Ukrayna üzerinde, Rusya ve Amerika gerginliği hala devam ediyor…
Fotograf tam net olmamakla birlikte Kazakistan’da olan olaylar ve akabinde, normal bir polis gücüyle bastırılabilecek ayaklanmanın, Rus askerler ülkeye davet edilerek bastırılması ise kafalarda birçok soru işareti oluşturuyor. Hem de Rus askerler, Kazakistan’a ağır silahlar ile girmiş durumda… Kazakistan’ın yeni kurulan ve etkin bir rol oynaması kaçınılmaz olan Türk Birliğinden yardım istememesi ve Rusya’yı topraklarına davet etmesi kocaman bir soru işareti…
Geçmişte Rusya’nın Afganistan Amerika’nın ise Irak başta olmak üzere birçok ülkeyi işgali, dünyayı kan gölüne çevirmişken, aynı olayların tekrar tekrar yaşanması, yüz yıl önce çizilen sınırların tekrar çizilme noktasına gelindiğinin en bariz örneği… Irak üçe bölünmüş durumda. Suriye hakeza öyle. Ülkemizin güneyinde büyük israil projesine hizmet edecek olan Kürt devleti kurma çabaları artık saklanmıyor ve açıktan dile getiriliyor. İnsanların dolayısıyla da ülkelerin hırsları gem vurulamaz hale geldi. Birkaç gün önce Sırpların ellerinde bayraklar ile Bosna sınırına dayanması ve Bosna’yı basma girişimlerine şahit olduk. Milli savunma Bakanı Hulisi Akar, gün geçmiyor ki Yunanistan’a “Aklını başına al” uyarılarında bulunuyor…
Dünyaya şu anda tam bir kaos hakim. Hal böyle olunca da bizler, savaşın sıcak yüzüyle karşılaşma endişesi taşımadan edemiyoruz. Yanlış anlaşılmasın lütfen! Allah’a iman etmiş insanlar olarak, savaştan korkmak gibi bir derdimiz ve sıkıntımız asla yok… Ancak, dünyada barışın tesisi edilebilmesi için bazen de istenilmese de savaş gerekli oluveriyor…
Aynı yüz yıl önce olduğu gibi…
Zaten yüce dinimiz İslam’da, gerektiğinde dinimiz, vatanımız ve namusumuz için bizlere savaşmayı emrediyor…
ABD denilen büyük şeytan PKK ve PYD’ye elli bin tır silah yardımı yapmışken, yine bu büyük şeytan, sınırımız olan Dedeağaç’a büyük üsler ve askeri yığınaklar kurmuşken, işin özü savaşın eşiğinde bulunmamıza rağmen; içimizde ki muhalefetin ise hala Erdoğan fobisi üzerinden ortaya koyduğu tutum ve davranışlar, “Erdoğan gitsin de ne olursa olsun” kabilinden söz ve davranışlar, içinde bulunduğumuz tehlikelerin göz ardı edilmesinden başka bir şey değil…

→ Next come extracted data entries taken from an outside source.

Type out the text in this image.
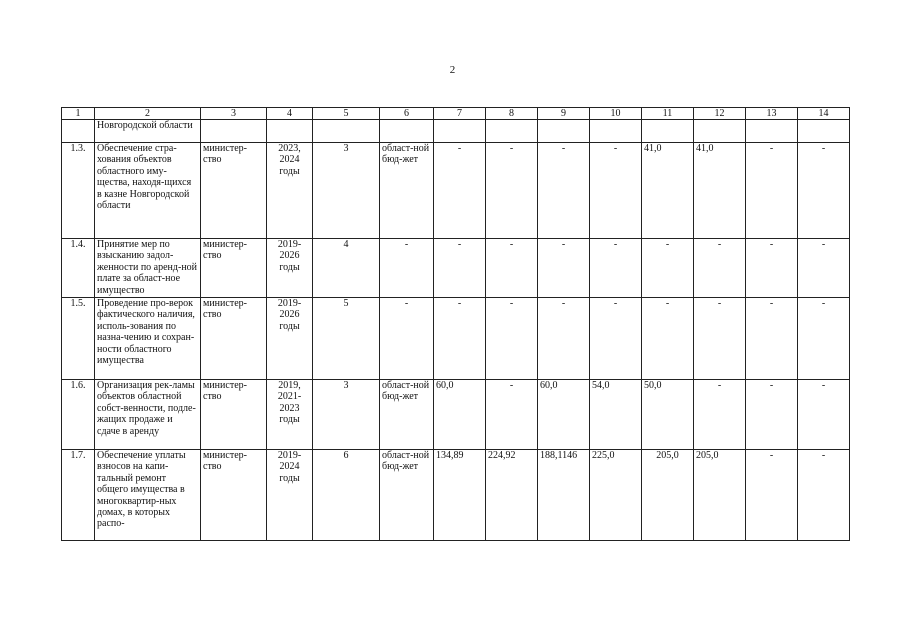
2
1	2	3	4	5	6	7	8	9	10	11	12	13	14
	Новгородской области												
1.3.	Обеспечение стра-хования объектов областного иму-щества, находя-щихся в казне Новгородской области	министер-ство	2023, 2024 годы	3	област-ной бюд-жет	-	-	-	-	41,0	41,0	-	-
1.4.	Принятие мер по взысканию задол-женности по аренд-ной плате за област-ное имущество	министер-ство	2019-2026 годы	4	-	-	-	-	-	-	-	-	-
1.5.	Проведение про-верок фактического наличия, исполь-зования по назна-чению и сохран-ности областного имущества	министер-ство	2019-2026 годы	5	-	-	-	-	-	-	-	-	-
1.6.	Организация рек-ламы объектов областной собст-венности, подле-жащих продаже и сдаче в аренду	министер-ство	2019, 2021-2023 годы	3	област-ной бюд-жет	60,0	-	60,0	54,0	50,0	-	-	-
1.7.	Обеспечение уплаты взносов на капи-тальный ремонт общего имущества в многоквартир-ных домах, в которых распо-	министер-ство	2019-2024 годы	6	област-ной бюд-жет	134,89	224,92	188,1146	225,0	205,0	205,0	-	-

Erdoğan sonrası için siyasi, sosyal ve ekonomik bir plan ve program sunamayan muhalefetin, kapımızın dibinde hazır bekleyen olası bir savaştan haberinin olmaması düşünülemez. Dünya konjonktürünü göz ardı ederek, muhalefet, milli konularda birlik ve beraberlik içinde olmamız gereken böyle bir durumda dahi hükümeti suçlayacak ise, vay bu milletin haline… Bu satırlar ile havanda su dövdüğümün farkındayım da…

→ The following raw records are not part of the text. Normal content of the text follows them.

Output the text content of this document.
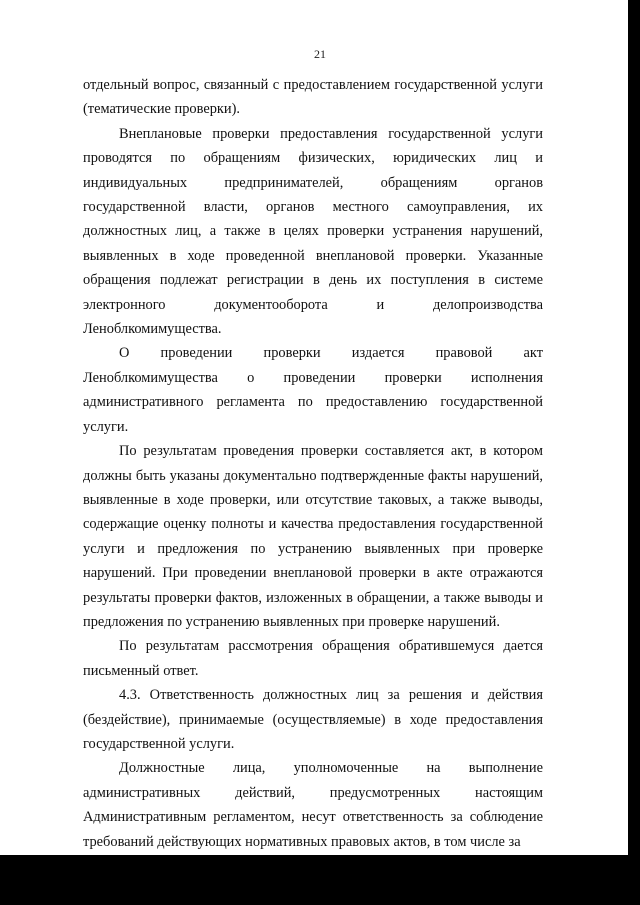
21

отдельный вопрос, связанный с предоставлением государственной услуги (тематические проверки).

Внеплановые проверки предоставления государственной услуги проводятся по обращениям физических, юридических лиц и индивидуальных предпринимателей, обращениям органов государственной власти, органов местного самоуправления, их должностных лиц, а также в целях проверки устранения нарушений, выявленных в ходе проведенной внеплановой проверки. Указанные обращения подлежат регистрации в день их поступления в системе электронного документооборота и делопроизводства Леноблкомимущества.

О проведении проверки издается правовой акт Леноблкомимущества о проведении проверки исполнения административного регламента по предоставлению государственной услуги.

По результатам проведения проверки составляется акт, в котором должны быть указаны документально подтвержденные факты нарушений, выявленные в ходе проверки, или отсутствие таковых, а также выводы, содержащие оценку полноты и качества предоставления государственной услуги и предложения по устранению выявленных при проверке нарушений. При проведении внеплановой проверки в акте отражаются результаты проверки фактов, изложенных в обращении, а также выводы и предложения по устранению выявленных при проверке нарушений.

По результатам рассмотрения обращения обратившемуся дается письменный ответ.

4.3. Ответственность должностных лиц за решения и действия (бездействие), принимаемые (осуществляемые) в ходе предоставления государственной услуги.

Должностные лица, уполномоченные на выполнение административных действий, предусмотренных настоящим Административным регламентом, несут ответственность за соблюдение требований действующих нормативных правовых актов, в том числе за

PYD’ye terör örgütü diyemeyen, İMF yetkilileri ve ABD büyükelçisiyle kapalı kapılar ardında gizli gizli görüşen, “Ne işimiz var Suriye’de? Ne işimiz var Libya’da?” diyecek kadar ferasetini kaybetmiş bir muhalefetimiz olduktan sonra, kapımızı çalan tehlikeler, birkaç kat daha artmış olarak toplumumuza yansımaktadır.